Süsser: Es war leichter. Die Quereinsteiger haben es immer schon schwergehabt, aber heute ist alles ein bisschen komplexer geworden. Die Gesetzgebung ist komplizierter, die Auflagen sind mehr geworden, und das Rechnerische steht mehr Vordergrund.

prisma: Derzeit wird wieder viel über eine nachhaltigere und gesündere Ernährung diskutiert. Warum ist es so wichtig, dass wir uns auf gesündere Kochmethoden konzentrieren?

Süsser: Um den Planeten zu erhalten. Wir stellen immer nur den eigenen Körper in den Vordergrund, aber es geht auch um den Planeten. Nachhaltigkeit ist wichtig, um auf diesem Planeten, auf dem wir für eine kurze Zeit nur Gast sind, die Ressourcen zu schonen. Da muss auch jeder mithelfen.

prisma: Werden wir in Zukunft mehr auf Nahrungsmittelqualität und nachhaltige Ernährung achten?

Süsser: Ich finde, dass wir tatsächlich auf einem guten Weg sind. Der Kunde, der essen geht, muss sich umstellen, und dazu ist er tatsächlich immer mehr bereit. Aber man muss auch realistisch bleiben: Es gibt viel Armut, nicht jeder kann sich alles leisten. Menschen, die mit 1200 Euro klarkommen müssen, kann man nicht vorschreiben, dass sie jetzt Biofleisch kaufen sollen. Das können sie nämlich einfach nicht bezahlen und damit grenzen wir sie aus.

prisma: Welche Ratschläge geben Sie Menschen, die auf Nachhaltigkeit beim Kochen achten wollen?

Süsser: Man kann in der Region und im lokalen Umfeld die Augen offenhalten. Gibt es einen Bauernhof, der Eier hat? Gibt es vielleicht sogar eine Landwirtschaft, wo ich mich an einem Rind beteiligen kann, das für Familien geschlachtet wird? Muss es Flugware sein? Wir problematisieren argentinisches Rindfleisch, aber dann geht der Endverbraucher in den Supermarkt und kauft Ananas. Die wächst auch nicht in Düsseldorf.

prisma: Neben der Region spielt auch die Saison eine große Rolle ...

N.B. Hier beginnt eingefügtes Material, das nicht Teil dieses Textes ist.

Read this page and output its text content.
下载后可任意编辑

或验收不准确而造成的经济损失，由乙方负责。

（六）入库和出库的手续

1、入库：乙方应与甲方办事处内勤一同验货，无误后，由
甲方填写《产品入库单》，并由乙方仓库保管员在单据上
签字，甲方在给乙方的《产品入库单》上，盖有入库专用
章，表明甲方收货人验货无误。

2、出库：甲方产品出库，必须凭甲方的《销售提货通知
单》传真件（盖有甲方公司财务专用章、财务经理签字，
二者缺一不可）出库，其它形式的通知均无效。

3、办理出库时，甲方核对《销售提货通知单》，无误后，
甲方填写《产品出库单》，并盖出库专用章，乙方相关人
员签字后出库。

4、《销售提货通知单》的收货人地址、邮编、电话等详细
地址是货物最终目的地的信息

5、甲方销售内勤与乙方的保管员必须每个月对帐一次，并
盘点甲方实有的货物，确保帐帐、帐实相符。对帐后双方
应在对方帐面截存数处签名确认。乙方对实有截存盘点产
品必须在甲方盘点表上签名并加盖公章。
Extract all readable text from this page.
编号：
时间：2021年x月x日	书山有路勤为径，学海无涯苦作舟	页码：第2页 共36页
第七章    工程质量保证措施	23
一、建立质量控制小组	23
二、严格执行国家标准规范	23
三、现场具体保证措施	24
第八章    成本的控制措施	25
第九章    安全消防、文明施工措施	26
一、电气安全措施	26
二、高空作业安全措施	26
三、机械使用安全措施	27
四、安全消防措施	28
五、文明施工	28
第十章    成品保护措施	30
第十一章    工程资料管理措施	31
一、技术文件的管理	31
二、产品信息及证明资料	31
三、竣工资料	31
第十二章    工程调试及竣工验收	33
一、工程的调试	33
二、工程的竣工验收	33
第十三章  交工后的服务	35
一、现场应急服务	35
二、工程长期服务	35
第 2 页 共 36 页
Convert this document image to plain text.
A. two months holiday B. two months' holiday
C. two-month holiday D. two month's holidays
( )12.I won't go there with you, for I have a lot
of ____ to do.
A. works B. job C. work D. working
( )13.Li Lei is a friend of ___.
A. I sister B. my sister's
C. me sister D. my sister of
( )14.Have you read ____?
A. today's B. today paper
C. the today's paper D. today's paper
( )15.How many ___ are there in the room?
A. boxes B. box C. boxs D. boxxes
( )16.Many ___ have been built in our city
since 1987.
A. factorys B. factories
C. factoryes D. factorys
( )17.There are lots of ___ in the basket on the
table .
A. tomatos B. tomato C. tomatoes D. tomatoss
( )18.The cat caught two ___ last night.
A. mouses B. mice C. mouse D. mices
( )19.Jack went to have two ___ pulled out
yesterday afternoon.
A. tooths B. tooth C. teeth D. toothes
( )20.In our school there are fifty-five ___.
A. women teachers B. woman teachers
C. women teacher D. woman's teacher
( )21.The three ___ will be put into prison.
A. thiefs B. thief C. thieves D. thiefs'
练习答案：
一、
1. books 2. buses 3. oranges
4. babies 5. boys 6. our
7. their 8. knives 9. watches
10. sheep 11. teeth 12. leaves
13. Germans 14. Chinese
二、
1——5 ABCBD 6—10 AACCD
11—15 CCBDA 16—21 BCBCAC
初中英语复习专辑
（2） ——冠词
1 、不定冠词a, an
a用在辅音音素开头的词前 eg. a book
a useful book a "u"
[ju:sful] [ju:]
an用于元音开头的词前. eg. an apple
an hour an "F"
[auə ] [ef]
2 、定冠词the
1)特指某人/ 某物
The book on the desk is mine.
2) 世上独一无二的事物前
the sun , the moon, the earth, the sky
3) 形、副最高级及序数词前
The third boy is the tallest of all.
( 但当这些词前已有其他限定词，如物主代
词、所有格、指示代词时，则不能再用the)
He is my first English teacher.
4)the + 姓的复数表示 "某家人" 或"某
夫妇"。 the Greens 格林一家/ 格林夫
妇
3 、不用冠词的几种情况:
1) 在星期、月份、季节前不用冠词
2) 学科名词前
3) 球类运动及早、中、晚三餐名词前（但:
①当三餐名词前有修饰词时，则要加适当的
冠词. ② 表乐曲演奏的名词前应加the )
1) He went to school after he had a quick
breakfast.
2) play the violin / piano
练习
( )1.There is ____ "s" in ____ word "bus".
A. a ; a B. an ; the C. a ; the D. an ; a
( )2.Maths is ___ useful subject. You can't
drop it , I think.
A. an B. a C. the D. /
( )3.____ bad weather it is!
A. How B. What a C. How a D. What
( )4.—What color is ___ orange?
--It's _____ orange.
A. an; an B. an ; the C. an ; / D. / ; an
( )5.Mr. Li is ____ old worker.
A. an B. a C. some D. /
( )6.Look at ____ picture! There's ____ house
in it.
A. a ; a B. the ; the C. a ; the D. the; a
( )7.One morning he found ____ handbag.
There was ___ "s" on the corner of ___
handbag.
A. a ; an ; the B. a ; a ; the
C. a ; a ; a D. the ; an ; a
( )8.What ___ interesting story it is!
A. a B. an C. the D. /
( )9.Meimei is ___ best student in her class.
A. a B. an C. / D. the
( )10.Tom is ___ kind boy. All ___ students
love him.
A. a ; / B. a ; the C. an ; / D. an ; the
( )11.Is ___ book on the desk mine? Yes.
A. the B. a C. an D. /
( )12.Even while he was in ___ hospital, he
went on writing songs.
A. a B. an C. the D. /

Süsser: Richtig. Der Konsument muss langsam anfangen, saisonale Themen zu berücksichtigen. Sich also fragen: Was gibt meine Region aktuell her und was kann ich aus meinem lokalen Umfeld beziehen? Nur der Industrie die Schuld zu geben, halte ich für falsch. Es ist ja schon auch der Konsument, der im November in den Markt rennt und fragt: "Wieso gibt es heute keine Erdbeeren? Und wieso gibt es nicht ganzjährig Spargel?" Wir müssen einfach die Hirnplatte wieder so justieren, dass wir saisonales Gemüse haben. Auch, wenn es dann vielleicht nicht mehr ganzjährig Erdbeeren aus Israel zu kaufen gibt.

prisma: Auch Wildfleisch könnten wir von Jägern aus der Region beziehen.

Süsser: Jedes Bundesland hat seine Abschusszeiten, wenn man mit seinen Jägern spricht, bekommt man vielleicht was ab. Aber das ist ja nur die Spitze des Eisberges: Wir müssen im Geflügelbereich konsequent aufhören, diese Billigscheiße zu kaufen. Hendl, die keine 30 Tage leben durften, sind das Allerschlimmste. Männliche kleine Küken werden getötet, damit die Überproduktion aufhört.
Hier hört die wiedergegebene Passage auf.